Enriched pathway analysis identified metabolic pathways enriched between survivors and non-survivors in each time zone. (a) Bar charts showing the number of enriched pathways (EPs) in each time zone: 30 in time zone 1 (T1), 44 in time zone 2 (T2), and 34 in time zone 3 (T3). (b) Venn diagram illustrating the distribution of EPs identified in the different time zone combinations: only in T1; in both T1 and T2; in both T1 and T3; only in T2; in both T2 and T3; only in T3; and in all three time zones (T1, T2, and T3). (c) Bar plots presenting the numbers of EPs across the different time zone combinations, categorized into early-stage, late-stage, and consistent EPs. The 17 early-stage EPs were found only in T1 (n = 3), in both T1 and T2 (n = 3), or only in T2 (n = 11); the 10 late-stage EPs were identified only in T2 (n = 7) or in both T2 and T3 (n = 3); and the 23 consistent EPs were detected across all three time zones: T1, T2, and T3 (n = 23).

Figure 12

Enrichment ratios and false discovery rates of enriched pathways in early-stage, late-stage, and consistent categories.
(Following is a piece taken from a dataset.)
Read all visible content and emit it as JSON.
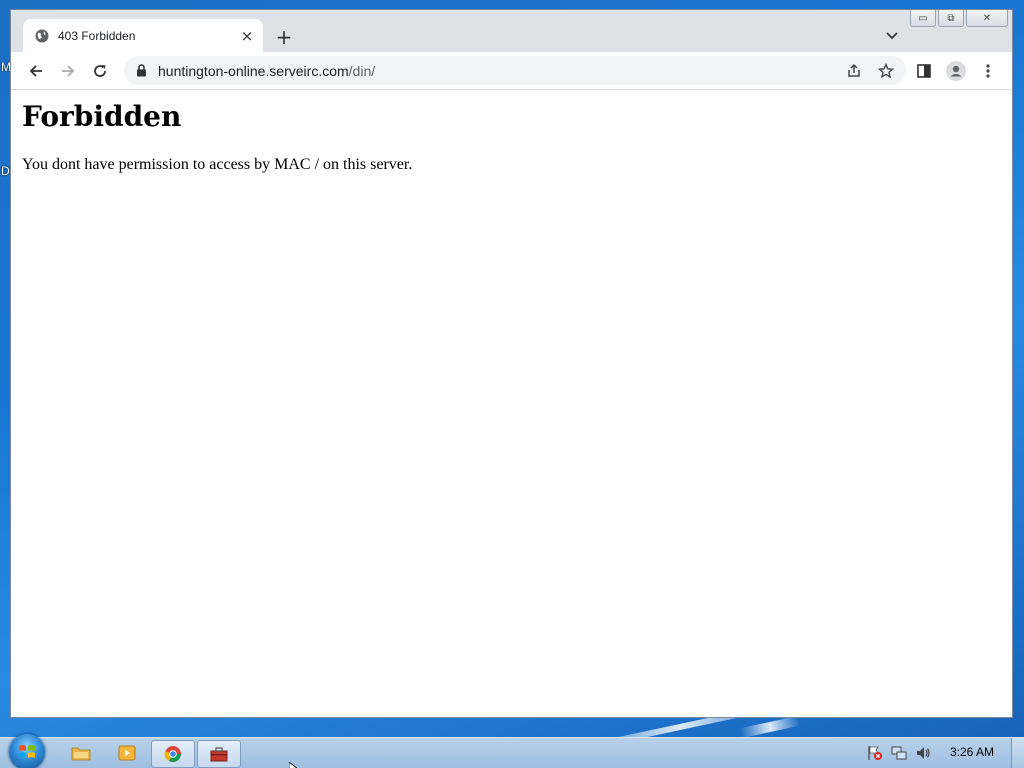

This figure was generated using MetaboAnalyst 6.0 (www.metaboanalyst.ca, accessed on 20 July 2024). Enrichment ratios were calculated as the number of observed metabolites divided by the number of expected metabolites within a specific metabolic pathway. The size of each circle represents the enrichment ratio, and the color indicates the false discovery rate.